You use the equation pkw = pH + pOH
This is derived from
kw = [OH-][H+]
taking the logarithm
logkw = log[OH-][H+]
multiply out
logkw = log[OH-] + log[H+]
multiply everything by -1
-log kw = -log[OH-] + (-log[H+])
pkw = pOH + pH
notice how I just used the definition of pH to derive this?
To reiterate, the link you gave is absolute true if we are only considering pure water or water with only strong acids/bases and no buffering species.
Yes, I know how the formula is derived .What's the point to re-type it here? But thank you, it confirms what I've used is correct.
And yes, I've simplified things, so have you to prove me wrong. My point is still that pH measure is meaningless, It points to a ratio between acids and bases. You have no idea what type of acids and basis are affecting your tank, concentrations of hydrogen and hydroxyl ions, total numbers, etc...There are so many factors in play that one can't have a meaningful picture of their water quality by knowing the pH, because.....in your own words: "you can't calculate either concentration [H+] or [OH-] to any degree of accuracy"

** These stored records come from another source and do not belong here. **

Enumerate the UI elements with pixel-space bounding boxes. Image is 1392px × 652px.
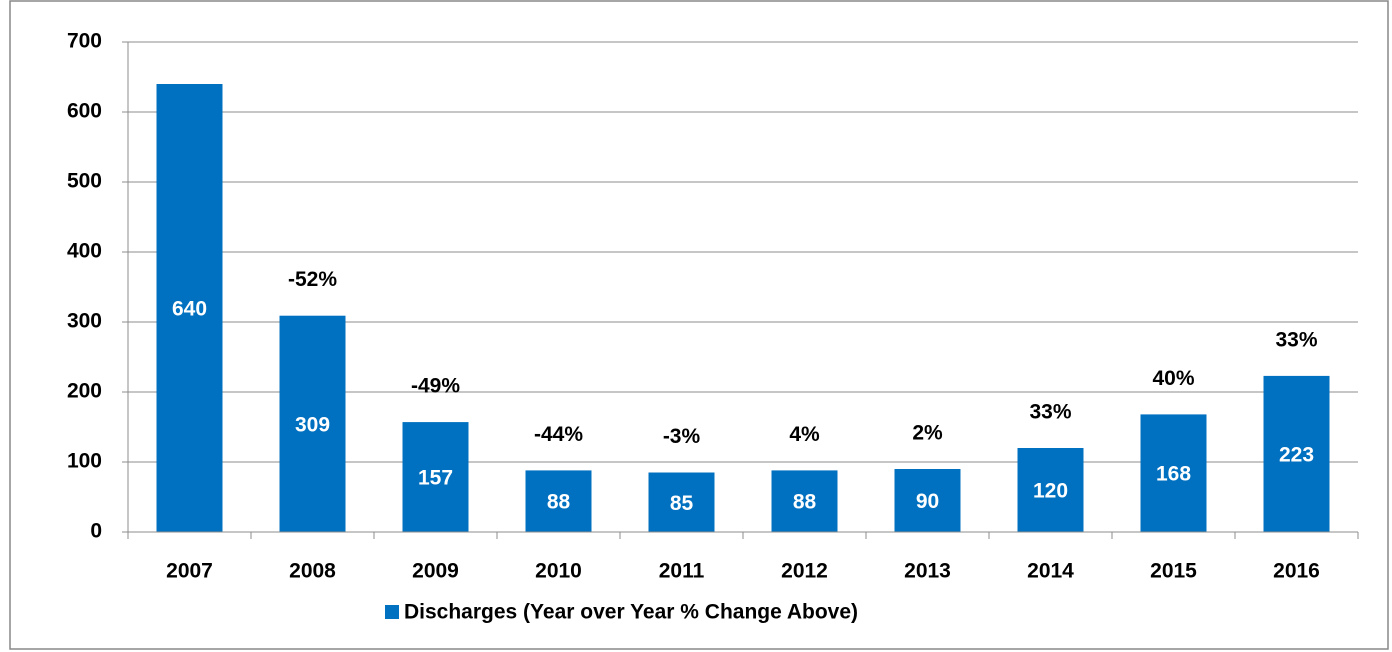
bar [156,84,223,532]
y-tick-label: 300 [67,310,102,333]
value-label: 85 [670,492,694,515]
bar [648,472,715,532]
bar [402,422,469,532]
y-tick-label: 700 [67,30,102,53]
bar [771,470,838,532]
y-tick-label: 200 [67,380,102,403]
x-tick-label: 2016 [1273,560,1320,583]
change-label: -49% [411,375,460,398]
y-tick-label: 400 [67,240,102,263]
value-label: 90 [916,490,939,513]
value-label: 223 [1279,443,1314,466]
change-label: 40% [1152,367,1194,390]
change-label: -3% [663,425,701,448]
bar [894,469,961,532]
y-tick-label: 500 [67,170,102,193]
change-label: -44% [534,423,583,446]
y-tick-label: 0 [90,520,102,543]
legend-swatch [385,605,399,619]
x-tick-label: 2010 [535,560,582,583]
legend-label: Discharges (Year over Year % Change Abov… [404,601,858,624]
value-label: 309 [295,413,330,436]
change-label: 4% [789,423,820,446]
x-tick-label: 2014 [1027,560,1074,583]
change-label: -52% [288,268,337,291]
x-tick-label: 2013 [904,560,951,583]
value-label: 88 [547,491,571,514]
change-label: 33% [1029,401,1071,424]
bar [279,315,346,532]
bar [1140,414,1207,532]
value-label: 120 [1033,480,1068,503]
value-label: 168 [1156,463,1191,486]
x-tick-label: 2012 [781,560,828,583]
change-label: 33% [1275,328,1317,351]
chart-frame [9,0,1389,650]
value-label: 157 [418,467,453,490]
bar [525,470,592,532]
y-tick-label: 600 [67,100,102,123]
x-tick-label: 2015 [1150,560,1197,583]
bar [1263,375,1330,532]
x-tick-label: 2007 [166,560,213,583]
value-label: 88 [793,491,817,514]
value-label: 640 [172,298,207,321]
x-tick-label: 2011 [659,560,705,583]
x-tick-label: 2009 [412,560,459,583]
bar [1017,448,1084,532]
x-tick-label: 2008 [289,560,336,583]
y-tick-label: 100 [67,450,102,473]
change-label: 2% [912,422,943,445]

But we don't need accuracy. All one needs to know is that the pH changes when the ratio is skewed but it is the cause and the initial "other" water properties that are important, not that the ratio or the pH, etc...have changed, because again....having this bit of info on its own tells you zilch.
For example, there are often people worried about pH being changed by CO2 injection, thinking the swing in pH will affect fish....which it doesn't . It affects fish because CO2 in certain concentration is toxic to certain species of fish, and high CO2 is generally toxic to all living beings in a tank. So if fish are affected, it has nothing to do with the swing in pH...It doesn't even change the water properties much either....It is plain toxic, that's all.
I gave a previous example, which I will repeat, that one can arrive at exactly the same pH for several different reasons, RO water being added, old tank syndrome and CO2 injection, completely different water properties but one can arrive at the same exact pH. ...So what does the pH tell you?